Patients may not present with the typical clinical features of hypothyroidism. They may have vague symptoms such as tiredness. The diagnosis can be made by finding a persistently elevated serum concentration of thyroid-stimulating hormone (TSH). The serum-free thyroxine (fT4) concentration will below. Measuring tri-iodothyronine (fT3) adds little to the diagnosis or monitoring of hypothyroidism.
In secondary hypothyroidism, the pituitary fails to produce TSH appropriately so measurement of TSH is unhelpful. The diagnosis is suggested by a low fT4 and features of a pituitary disorder.
In subclinical hypothyroidism, the TSH is elevated (usually to 5-10 mIU/L) but the fT4 is normal. The typical symptoms of hypothyroidism are often absent.

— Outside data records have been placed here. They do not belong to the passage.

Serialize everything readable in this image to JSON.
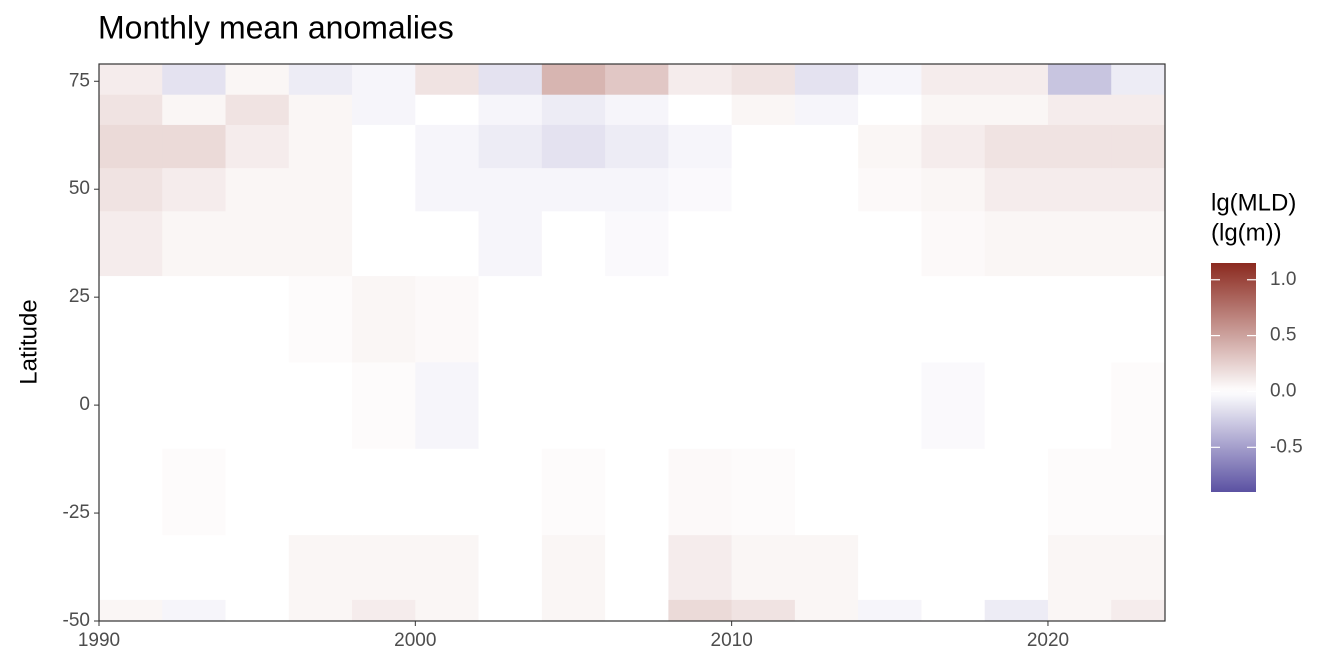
{
  "chart_data": {
    "type": "heatmap",
    "title": "Monthly mean anomalies",
    "y_label": "Latitude",
    "legend_title": [
      "lg(MLD)",
      "(lg(m))"
    ],
    "xlim": [
      1990,
      2023.7
    ],
    "xticks": [
      1990,
      2000,
      2010,
      2020
    ],
    "ylim": [
      -50,
      79
    ],
    "yticks": [
      -50,
      -25,
      0,
      25,
      50,
      75
    ],
    "x_bins": [
      1990,
      1992,
      1994,
      1996,
      1998,
      2000,
      2002,
      2004,
      2006,
      2008,
      2010,
      2012,
      2014,
      2016,
      2018,
      2020,
      2022,
      2023.7
    ],
    "y_bins": [
      -50,
      -45,
      -30,
      -10,
      10,
      30,
      45,
      55,
      65,
      72,
      79
    ],
    "z": [
      [
        0.05,
        -0.05,
        0.0,
        0.05,
        0.1,
        0.05,
        0.0,
        0.05,
        0.0,
        0.2,
        0.15,
        0.05,
        -0.05,
        0.0,
        -0.1,
        0.05,
        0.1
      ],
      [
        0,
        0,
        0,
        0.05,
        0.05,
        0.05,
        0,
        0.05,
        0,
        0.1,
        0.05,
        0.05,
        0,
        0,
        0,
        0.05,
        0.05
      ],
      [
        0,
        0.02,
        0,
        0,
        0,
        0,
        0,
        0.02,
        0,
        0.03,
        0.02,
        0,
        0,
        0,
        0,
        0.02,
        0.02
      ],
      [
        0,
        0,
        0,
        0,
        0.02,
        -0.05,
        0,
        0,
        0,
        0,
        0,
        0,
        0,
        -0.03,
        0,
        0,
        0.02
      ],
      [
        0,
        0,
        0,
        0.02,
        0.05,
        0.03,
        0,
        0,
        0,
        0,
        0,
        0,
        0,
        0,
        0,
        0,
        0
      ],
      [
        0.1,
        0.05,
        0.05,
        0.05,
        0,
        0,
        -0.05,
        0,
        -0.03,
        0,
        0,
        0,
        0,
        0.03,
        0.05,
        0.05,
        0.05
      ],
      [
        0.15,
        0.1,
        0.05,
        0.05,
        0,
        -0.05,
        -0.05,
        -0.05,
        -0.05,
        -0.03,
        0,
        0,
        0.03,
        0.05,
        0.1,
        0.1,
        0.1
      ],
      [
        0.2,
        0.2,
        0.1,
        0.05,
        0,
        -0.05,
        -0.1,
        -0.15,
        -0.1,
        -0.05,
        0,
        0,
        0.05,
        0.1,
        0.15,
        0.15,
        0.15
      ],
      [
        0.15,
        0.05,
        0.15,
        0.05,
        -0.05,
        0,
        -0.05,
        -0.1,
        -0.05,
        0,
        0.05,
        -0.05,
        0,
        0.05,
        0.05,
        0.1,
        0.1
      ],
      [
        0.1,
        -0.15,
        0.05,
        -0.1,
        -0.05,
        0.15,
        -0.15,
        0.4,
        0.3,
        0.1,
        0.15,
        -0.15,
        -0.05,
        0.1,
        0.1,
        -0.3,
        -0.1
      ]
    ],
    "colorscale": {
      "low": "#5b51a2",
      "mid": "#ffffff",
      "high": "#8b2a1f",
      "midpoint": 0,
      "limits": [
        -0.9,
        1.15
      ]
    },
    "colorbar_ticks": [
      {
        "value": 1.0,
        "label": "1.0"
      },
      0.5,
      {
        "value": 0,
        "label": "0.0"
      },
      -0.5
    ]
  }
}
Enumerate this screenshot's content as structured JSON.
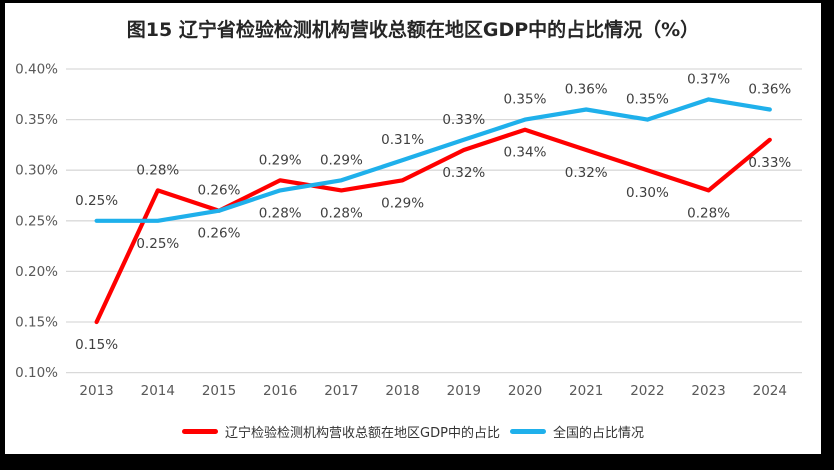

The cause of primary hypothyroidism in an adult will usually be determined from a history of thyroidectomy or radiotherapy or finding high titers of antithyroid antibodies (thyroid peroxidase, anti-microsomal, or antithyroglobulin antibodies). The use of lithium and iodine-containing preparations (such as amiodarone) can cause drug-induced hypothyroidism.
Providing patients with a copy of the laboratory results which confirm their need for thyroxine often proves helpful for the patient and future treating doctors.
Primary hypothyroidism is treated by giving the patient replacement thyroxine, usually for life. Liothyronine rarely needs to be used unless there is life-threatening hypothyroidism. Alternative sources of thyroid hormones such as thyroid extracts should be avoided.